While the Orange Order complained about being compared to the Ku Klux Klan and claimed that Protestants were facing ethnic cleansing in the north of Ireland, the Real IRA let everyone know that they haven't gone away.
People tend to fly off the handle when the economy is bad, jobs are being lost and the unemployed have little more to do than toss petrol bombs and rocks.
Ambitious plans to turn the Twelfth of July into "Orangefest" and make it a fun-filled tourist attraction have fallen as flat as another project that has gone nowhere.
Back when a film reminded everyone of the tragedy that was the Titanic, the movers and shakers of Belfast figured out that such an interest would translate into tourists flocking to the old Harland and Wolff site to see where the doomed ocean liner was constructed.

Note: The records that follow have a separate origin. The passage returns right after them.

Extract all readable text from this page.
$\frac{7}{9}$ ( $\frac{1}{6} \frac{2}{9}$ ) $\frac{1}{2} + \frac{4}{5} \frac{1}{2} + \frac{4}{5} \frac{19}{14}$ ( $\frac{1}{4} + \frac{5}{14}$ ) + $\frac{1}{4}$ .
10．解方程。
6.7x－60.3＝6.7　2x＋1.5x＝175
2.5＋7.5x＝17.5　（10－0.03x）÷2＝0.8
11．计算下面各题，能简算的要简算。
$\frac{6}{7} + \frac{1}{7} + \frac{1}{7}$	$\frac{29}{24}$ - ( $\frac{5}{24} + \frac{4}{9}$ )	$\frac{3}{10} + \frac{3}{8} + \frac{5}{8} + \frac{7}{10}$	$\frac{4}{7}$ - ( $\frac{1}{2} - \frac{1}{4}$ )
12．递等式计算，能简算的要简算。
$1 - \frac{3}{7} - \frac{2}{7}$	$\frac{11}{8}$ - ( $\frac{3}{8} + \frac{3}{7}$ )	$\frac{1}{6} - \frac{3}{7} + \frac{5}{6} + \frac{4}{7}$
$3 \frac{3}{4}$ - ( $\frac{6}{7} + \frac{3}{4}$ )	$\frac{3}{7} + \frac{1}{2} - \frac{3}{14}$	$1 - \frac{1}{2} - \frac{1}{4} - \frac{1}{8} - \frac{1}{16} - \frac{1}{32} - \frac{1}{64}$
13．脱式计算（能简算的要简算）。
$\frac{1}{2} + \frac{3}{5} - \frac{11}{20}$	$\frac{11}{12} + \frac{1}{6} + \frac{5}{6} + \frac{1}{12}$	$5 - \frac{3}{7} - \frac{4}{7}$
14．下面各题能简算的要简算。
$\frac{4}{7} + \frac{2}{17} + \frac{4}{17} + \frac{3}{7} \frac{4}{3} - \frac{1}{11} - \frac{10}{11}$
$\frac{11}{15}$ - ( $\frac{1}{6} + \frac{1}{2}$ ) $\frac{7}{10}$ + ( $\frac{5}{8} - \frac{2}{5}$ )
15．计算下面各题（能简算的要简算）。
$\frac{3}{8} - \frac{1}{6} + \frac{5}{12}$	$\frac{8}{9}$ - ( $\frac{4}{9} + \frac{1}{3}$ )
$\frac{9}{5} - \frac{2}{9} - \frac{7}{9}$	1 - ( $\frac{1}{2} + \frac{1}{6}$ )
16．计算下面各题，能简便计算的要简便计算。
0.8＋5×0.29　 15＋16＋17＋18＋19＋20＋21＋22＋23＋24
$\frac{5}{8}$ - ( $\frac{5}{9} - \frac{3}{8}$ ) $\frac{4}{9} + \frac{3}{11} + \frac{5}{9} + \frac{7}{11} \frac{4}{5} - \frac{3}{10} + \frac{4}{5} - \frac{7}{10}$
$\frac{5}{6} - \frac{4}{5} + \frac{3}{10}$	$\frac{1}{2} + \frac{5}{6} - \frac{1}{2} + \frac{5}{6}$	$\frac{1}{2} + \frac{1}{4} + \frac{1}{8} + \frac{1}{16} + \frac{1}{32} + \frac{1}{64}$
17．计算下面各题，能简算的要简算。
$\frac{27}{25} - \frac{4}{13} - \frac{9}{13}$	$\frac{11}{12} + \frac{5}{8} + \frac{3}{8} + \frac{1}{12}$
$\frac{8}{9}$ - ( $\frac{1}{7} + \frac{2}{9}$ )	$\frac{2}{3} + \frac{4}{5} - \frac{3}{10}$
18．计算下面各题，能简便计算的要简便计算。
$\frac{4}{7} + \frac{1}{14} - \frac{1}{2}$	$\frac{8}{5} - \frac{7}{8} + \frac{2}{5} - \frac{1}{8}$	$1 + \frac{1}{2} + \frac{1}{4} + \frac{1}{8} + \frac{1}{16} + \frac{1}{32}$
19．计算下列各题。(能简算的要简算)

Like all public works projects, this one was done by committee and there should be little wonder that the papers are not all signed, sealed and delivered.
The Titanic Quarter would bring new life to the empty dockyard. The Titanic Signature Project would bring in millions of pounds in revenue, with a huge exhibit of ship-related artifacts and history, all up and running in time for the 2012 centenary of the sinking.
Belfast City Council won't sign until the Northern Executive and the Belfast Harbour Commissioners sign the agreement for the funding and operating of the Titanic Quarter. No one, it seems, wants to go first. No one wants to be seen as rushing in, should the multi-million pound project turn out to be a fiasco.
At the present rate, it is estimated that there isn't much chance that the Titanic Quarter will be operational by 2012, not when construction has yet to begin in the middle of 2009.
No one is saying what the problem is, exactly, or why the various political entities won't make it legal. Is there a problem with allowing Catholics into the old Harland and Wolff shipyard? So difficult to break with tradition, and isn't it all about tradition in Belfast?